“God never really intended Isaac to be killed.”
“This was all just an elaborate role-playing experiment.”
“Abraham knew all along that God wasn’t serious.”
Through the years, I’ve heard all these attempts to explain away the moral ambiguity and ethical paradox presented by God’s demand for Abraham to sacrifice his son in Genesis 22. Without fail, these apologetical explanations tend to devalue the story, turning it from a treasure trove of theological and literary richness into a cheap trinket with a safe “Christianese” slogan on the level of the bumper sticker proverb, “Let go and let God.” For many Christians, the questions that come screaming out of the text of Genesis 22 are muted with saccharine platitudes.
Remember: Genesis tells us that God is testing Abraham, but as far as we can tell, Abraham doesn’t know that. When God commands him to kill his son and burn him on an altar, Abraham never gets the memo: “This is only a drill. Repeat. This is only a drill.”
I believe that the text is purposefully foggy in its implications, and that the author expects us to ask conflicted questions in response. How do we reconcile the God of Genesis 2 who creates man in his own image, then seems bent on the destruction of that image in Genesis 22? How could God ever even suggest child sacrifice? Why does Abraham seem to be more concerned with the fate of Sodom in Genesis 18 than the fate of his beloved only son in this passage? How could Abraham be expected to obey a command from God that contradicts his own express condemnation of murder?

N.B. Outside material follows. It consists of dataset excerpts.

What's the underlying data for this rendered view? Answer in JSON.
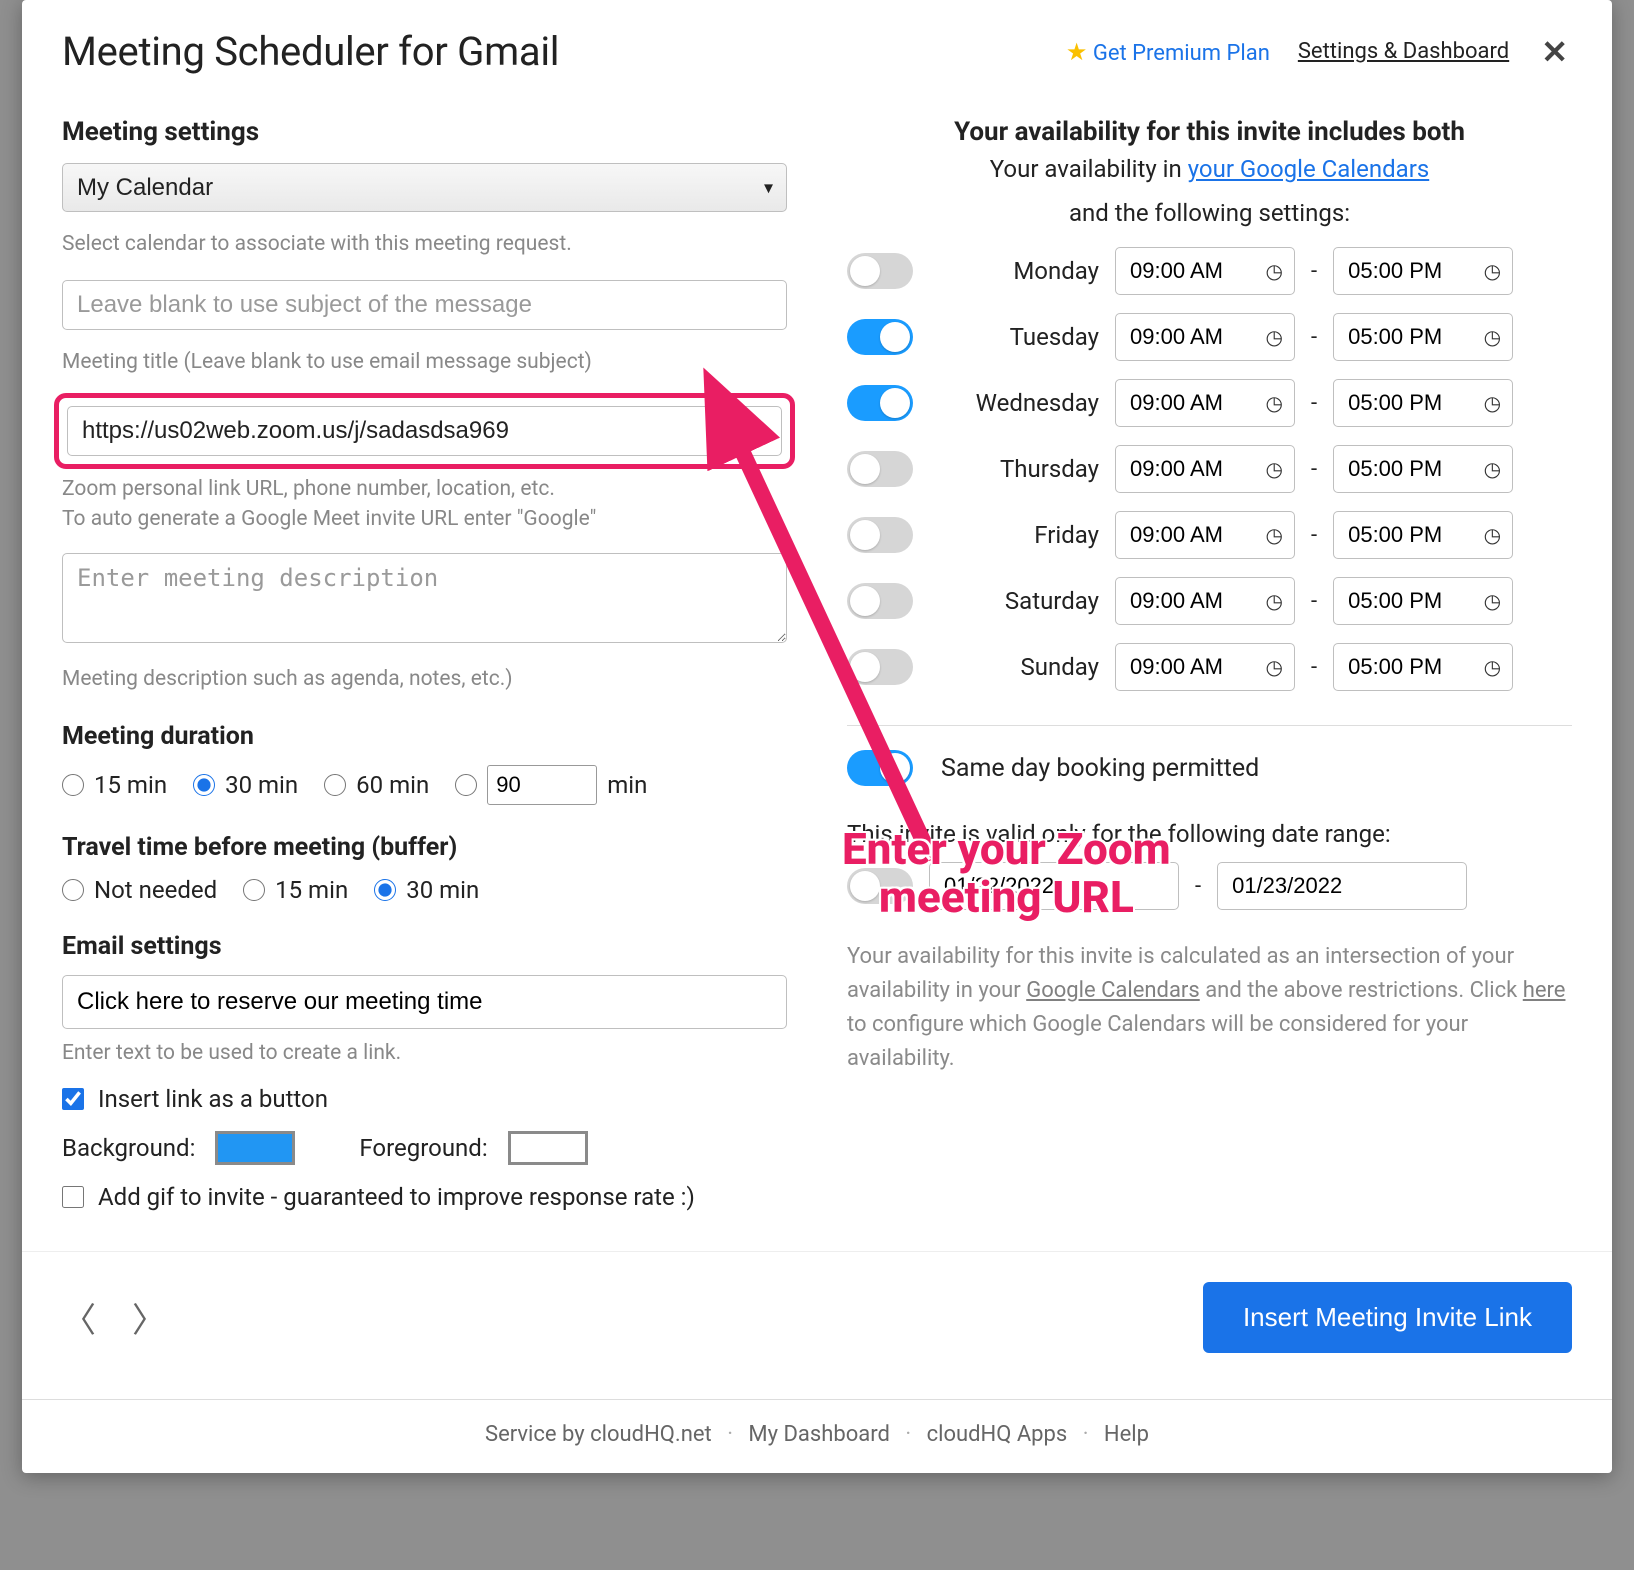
{
  "header": {
    "title": "Meeting Scheduler for Gmail",
    "premium": "Get Premium Plan",
    "settings": "Settings & Dashboard"
  },
  "left": {
    "meeting_settings_title": "Meeting settings",
    "calendar_value": "My Calendar",
    "calendar_helper": "Select calendar to associate with this meeting request.",
    "title_placeholder": "Leave blank to use subject of the message",
    "title_helper": "Meeting title (Leave blank to use email message subject)",
    "location_value": "https://us02web.zoom.us/j/sadasdsa969",
    "location_helper_1": "Zoom personal link URL, phone number, location, etc.",
    "location_helper_2": "To auto generate a Google Meet invite URL enter \"Google\"",
    "desc_placeholder": "Enter meeting description",
    "desc_helper": "Meeting description such as agenda, notes, etc.)",
    "duration_title": "Meeting duration",
    "duration": {
      "opt15": "15 min",
      "opt30": "30 min",
      "opt60": "60 min",
      "custom_value": "90",
      "min_label": "min"
    },
    "buffer_title": "Travel time before meeting (buffer)",
    "buffer": {
      "none": "Not needed",
      "opt15": "15 min",
      "opt30": "30 min"
    },
    "email_settings_title": "Email settings",
    "email_link_text": "Click here to reserve our meeting time",
    "email_helper": "Enter text to be used to create a link.",
    "insert_as_button_label": "Insert link as a button",
    "background_label": "Background:",
    "foreground_label": "Foreground:",
    "add_gif_label": "Add gif to invite - guaranteed to improve response rate :)"
  },
  "right": {
    "avail_head": "Your availability for this invite includes both",
    "avail_sub_prefix": "Your availability in ",
    "avail_sub_link": "your Google Calendars",
    "avail_sub_following": "and the following settings:",
    "days": [
      {
        "name": "Monday",
        "on": false,
        "start": "09:00 AM",
        "end": "05:00 PM"
      },
      {
        "name": "Tuesday",
        "on": true,
        "start": "09:00 AM",
        "end": "05:00 PM"
      },
      {
        "name": "Wednesday",
        "on": true,
        "start": "09:00 AM",
        "end": "05:00 PM"
      },
      {
        "name": "Thursday",
        "on": false,
        "start": "09:00 AM",
        "end": "05:00 PM"
      },
      {
        "name": "Friday",
        "on": false,
        "start": "09:00 AM",
        "end": "05:00 PM"
      },
      {
        "name": "Saturday",
        "on": false,
        "start": "09:00 AM",
        "end": "05:00 PM"
      },
      {
        "name": "Sunday",
        "on": false,
        "start": "09:00 AM",
        "end": "05:00 PM"
      }
    ],
    "same_day_label": "Same day booking permitted",
    "date_range_text": "This invite is valid only for the following date range:",
    "date_start": "01/22/2022",
    "date_end": "01/23/2022",
    "calc_text_1": "Your availability for this invite is calculated as an intersection of your availability in your ",
    "calc_link_1": "Google Calendars",
    "calc_text_2": " and the above restrictions. Click ",
    "calc_link_2": "here",
    "calc_text_3": " to configure which Google Calendars will be considered for your availability."
  },
  "footer": {
    "insert_button": "Insert Meeting Invite Link",
    "service_by": "Service by ",
    "service_link": "cloudHQ.net",
    "dashboard": "My Dashboard",
    "apps": "cloudHQ Apps",
    "help": "Help"
  },
  "annotation": {
    "text_1": "Enter your Zoom",
    "text_2": "meeting URL"
  }
}
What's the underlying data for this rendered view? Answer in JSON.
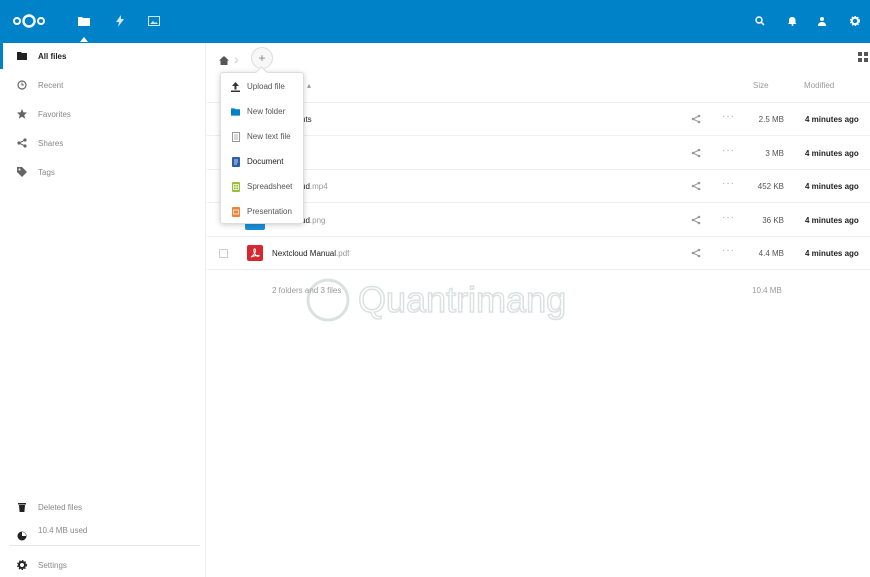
{
  "header": {
    "logo": "nextcloud-logo",
    "apps": [
      {
        "name": "files",
        "icon": "folder-icon"
      },
      {
        "name": "activity",
        "icon": "lightning-icon"
      },
      {
        "name": "gallery",
        "icon": "image-icon"
      }
    ],
    "right_icons": [
      "search-icon",
      "bell-icon",
      "contacts-icon",
      "settings-gear-icon"
    ],
    "color": "#0082c9"
  },
  "sidebar": {
    "items": [
      {
        "label": "All files",
        "icon": "folder-icon"
      },
      {
        "label": "Recent",
        "icon": "clock-icon"
      },
      {
        "label": "Favorites",
        "icon": "star-icon"
      },
      {
        "label": "Shares",
        "icon": "share-icon"
      },
      {
        "label": "Tags",
        "icon": "tag-icon"
      }
    ],
    "bottom": {
      "deleted": "Deleted files",
      "quota": "10.4 MB used",
      "settings": "Settings"
    }
  },
  "new_menu": {
    "items": [
      {
        "label": "Upload file",
        "icon": "upload-icon"
      },
      {
        "label": "New folder",
        "icon": "folder-icon"
      },
      {
        "label": "New text file",
        "icon": "text-file-icon"
      },
      {
        "label": "Document",
        "icon": "document-icon"
      },
      {
        "label": "Spreadsheet",
        "icon": "spreadsheet-icon"
      },
      {
        "label": "Presentation",
        "icon": "presentation-icon"
      }
    ]
  },
  "table": {
    "headers": {
      "sort_arrow": "▴",
      "size": "Size",
      "modified": "Modified"
    },
    "rows": [
      {
        "name": "nts",
        "ext": "",
        "size": "2.5 MB",
        "modified": "4 minutes ago"
      },
      {
        "name": "",
        "ext": "",
        "size": "3 MB",
        "modified": "4 minutes ago"
      },
      {
        "name": "ud",
        "ext": ".mp4",
        "size": "452 KB",
        "modified": "4 minutes ago"
      },
      {
        "name": "ud",
        "ext": ".png",
        "size": "36 KB",
        "modified": "4 minutes ago"
      },
      {
        "name": "Nextcloud Manual",
        "ext": ".pdf",
        "size": "4.4 MB",
        "modified": "4 minutes ago"
      }
    ],
    "more_glyph": "···",
    "summary_left": "2 folders and 3 files",
    "summary_size": "10.4 MB"
  },
  "add_button": "+",
  "watermark": "Quantrimang"
}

If it’s true from Abraham’s words to his servants that he plans with every intention to return from the mountain with his son still alive, is he just going through the motions in this test? If God hadn’t intervened, would Abraham still have gone through with the sacrifice of his son? If God’s blessing on Abraham was unconditional before, why does it now seem to depend on his obedience? It seems that the very intention of the author in this passage is to irreversibly disturb our simplistic beliefs about God and our self-comforting ideas of what obedience to him might entail.
Abraham’s unquestioning submission to God is a surprising and inspiring model for us. But any serious student of God’s word will finish reading Genesis 22 with more questions than answers. For some reason, I think that’s exactly how God wants it.